Uma cobertura vegetal de 1900 anos de idade. Parte dos 3% de mata nativa que ainda sobrevive em Fortaleza remete a este tempo, antes da fundação da capital cearense, e está compreendida na área do Parque do Cocó. Um ecossistema muito antigo e repleto de “paleodunas” - dunas integradas à floresta; e à fauna de insetos e outros animais raros para o olhar do fortalezense urbano.
Nesta quarta (17), em celebração ao Dia do Protetor das Florestas, um grupo de cerca de 20 empreendedores e ativistas ambientais promoveu uma trilha em prol da conscientização de preservação do espaço. A área é alvo de especulação imobiliária e conta com a ação da sociedade civil e do terceiro setor, para mobilizar as autoridades competentes em torno da gestão do local.
Segundo o biólogo Gabriel Aguiar, membro do Conselho Gestor do Parque do Cocó, a área corresponde ao último “campo de dunas parabólicas” da capital cearense.
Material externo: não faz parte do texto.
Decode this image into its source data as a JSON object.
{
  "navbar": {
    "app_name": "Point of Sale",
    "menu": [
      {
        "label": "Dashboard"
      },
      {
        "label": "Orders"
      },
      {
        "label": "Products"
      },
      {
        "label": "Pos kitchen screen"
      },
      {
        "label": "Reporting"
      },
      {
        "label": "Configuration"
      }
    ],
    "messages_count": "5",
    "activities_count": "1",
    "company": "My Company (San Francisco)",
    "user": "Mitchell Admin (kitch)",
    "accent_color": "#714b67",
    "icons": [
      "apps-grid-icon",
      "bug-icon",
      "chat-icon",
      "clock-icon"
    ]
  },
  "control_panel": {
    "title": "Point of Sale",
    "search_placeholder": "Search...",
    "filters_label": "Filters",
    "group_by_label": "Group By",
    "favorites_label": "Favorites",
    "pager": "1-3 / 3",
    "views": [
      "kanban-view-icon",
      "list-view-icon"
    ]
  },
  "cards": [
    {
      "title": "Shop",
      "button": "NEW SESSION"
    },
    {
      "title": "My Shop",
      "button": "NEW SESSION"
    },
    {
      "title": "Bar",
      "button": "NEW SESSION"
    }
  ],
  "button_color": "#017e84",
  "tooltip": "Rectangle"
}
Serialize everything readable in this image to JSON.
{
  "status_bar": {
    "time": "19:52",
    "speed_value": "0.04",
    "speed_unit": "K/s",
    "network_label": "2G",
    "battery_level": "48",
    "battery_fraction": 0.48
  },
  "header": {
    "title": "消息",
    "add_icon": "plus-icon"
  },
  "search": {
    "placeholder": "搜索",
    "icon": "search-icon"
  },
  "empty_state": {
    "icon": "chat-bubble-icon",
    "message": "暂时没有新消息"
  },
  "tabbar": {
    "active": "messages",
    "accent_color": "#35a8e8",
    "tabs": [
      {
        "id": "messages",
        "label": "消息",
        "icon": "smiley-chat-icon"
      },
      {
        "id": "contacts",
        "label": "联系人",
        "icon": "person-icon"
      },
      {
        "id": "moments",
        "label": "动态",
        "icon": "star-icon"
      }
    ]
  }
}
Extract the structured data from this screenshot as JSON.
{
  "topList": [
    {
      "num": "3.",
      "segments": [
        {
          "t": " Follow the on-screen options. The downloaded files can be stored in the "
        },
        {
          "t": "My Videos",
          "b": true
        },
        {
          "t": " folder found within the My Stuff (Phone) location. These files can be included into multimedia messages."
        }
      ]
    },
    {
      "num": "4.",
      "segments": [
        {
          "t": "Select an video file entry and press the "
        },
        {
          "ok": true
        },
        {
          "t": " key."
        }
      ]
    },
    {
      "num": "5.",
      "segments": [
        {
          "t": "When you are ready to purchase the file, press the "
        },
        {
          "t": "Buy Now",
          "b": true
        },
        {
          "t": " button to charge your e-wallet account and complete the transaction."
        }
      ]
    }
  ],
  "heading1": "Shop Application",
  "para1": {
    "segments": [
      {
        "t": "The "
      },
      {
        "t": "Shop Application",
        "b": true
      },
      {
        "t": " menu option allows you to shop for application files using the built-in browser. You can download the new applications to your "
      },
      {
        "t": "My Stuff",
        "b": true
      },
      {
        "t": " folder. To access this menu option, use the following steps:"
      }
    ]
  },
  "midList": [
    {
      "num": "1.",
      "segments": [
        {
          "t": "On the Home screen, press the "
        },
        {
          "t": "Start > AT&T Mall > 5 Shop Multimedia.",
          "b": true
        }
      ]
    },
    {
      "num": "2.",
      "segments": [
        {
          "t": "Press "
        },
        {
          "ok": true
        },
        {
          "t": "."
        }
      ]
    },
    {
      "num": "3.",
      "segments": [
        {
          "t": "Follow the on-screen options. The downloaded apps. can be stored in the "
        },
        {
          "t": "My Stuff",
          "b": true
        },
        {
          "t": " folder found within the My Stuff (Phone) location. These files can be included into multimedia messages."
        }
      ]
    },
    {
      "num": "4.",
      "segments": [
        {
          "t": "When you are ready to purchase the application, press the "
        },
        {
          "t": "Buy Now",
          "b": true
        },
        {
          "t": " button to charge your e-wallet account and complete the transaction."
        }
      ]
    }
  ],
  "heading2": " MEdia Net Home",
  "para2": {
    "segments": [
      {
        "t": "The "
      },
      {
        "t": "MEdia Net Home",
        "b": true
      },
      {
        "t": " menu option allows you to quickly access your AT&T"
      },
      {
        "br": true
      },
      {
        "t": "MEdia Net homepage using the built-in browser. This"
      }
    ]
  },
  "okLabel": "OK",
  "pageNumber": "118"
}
São 15 hectares raros. “Fortaleza já perdeu 83% dos seus campos de dunas. E de área verde nós já perdemos 97,1% de cobertura vegetal original. Essa perda aconteceu em poucas décadas: em 1970, a gente ainda tinha 68% dessa cobertura. Hoje temos 2,9% e diminuindo rapidamente”, alerta o ambientalista.
O percurso, com a entrada pela Avenida Padre Antônio Tomás (próxima ao cruzamento com a Rua Professor Otávio Lobo, no Papicu), exige a orientação de um guia autorizado da área. A trilha é repleta de mata fechada, com a presença de espécies como a formiga Dinoponera (cuja ferroada tem a força de três mordidas de uma abelha, conforme destaca Gabriel Aguiar), e variações no clima.
Com a mata mais fechada, o clima abafa durante a trilha e a característica do solo também muda. Em alguns trechos, é preciso fazer silêncio absoluto, por conta da sensibilidade dos animais habituados ao ambiente.
Para a advogada Beatriz Azevedo, presidente da ONG Instituto Verde Luz, a questão jurídica de preservação da área passa pela validação do espaço como uma unidade de conservação ambiental.
“Em 2017, a unidade foi revogada por uma lei de uso e ocupação do solo. É uma lei municipal de ordenamento geral da cidade, que regula até a largura de calçadas. Não tem a ver com unidade de conservação ambiental, que é regulada por legislação federal. Junto ao Ministério Público, conseguimos barrar isso. Mas, para além desse movimento, é preciso que a sociedade civil se mobilize pra floresta continuar de pé”, orienta Beatriz.
Amplitude
Para a jornalista e empreendedora sustentável Clara Dourado, a visita ao espaço não se restringe às questões específicas da área verde. "A gente tem um cenário de devastação ambiental no Brasil como um todo, no Nordeste e em Fortaleza também. E o Parque do Cocó e a Sabiaguaba correspondem a 70% das áreas preservadas que a gente ainda tem. São áreas muito relevantes”, destaca ela.
Clara percebe que o conhecimento da floresta leva cada cidadão a repensar seus hábitos de consumo e assumir seu papel individual na cadeia da sustentabilidade.
“Esse movimento é importante para entender de fato, em profundidade, porque precisa haver demarcações, licenças ambientais. Dessa consciência até a atitude de não jogar lixo nessas áreas, usar ecobags”, exemplifica.
Ela situa como o movimento ambiental atua em diversas frentes. Portanto, o momento envolve a unificação desses atores, a fim de alimentar a consciência da população em geral. “Temos as mudanças de hábito tanto de dentro pra fora, como de fora pra dentro. O movimento às vezes é solitário. Tem a galera lutando pra tirar o plástico dos oceanos, outros pela preservação do Cocó. Unificar é importante pra gente poder interseccionar e melhorar”, reflete.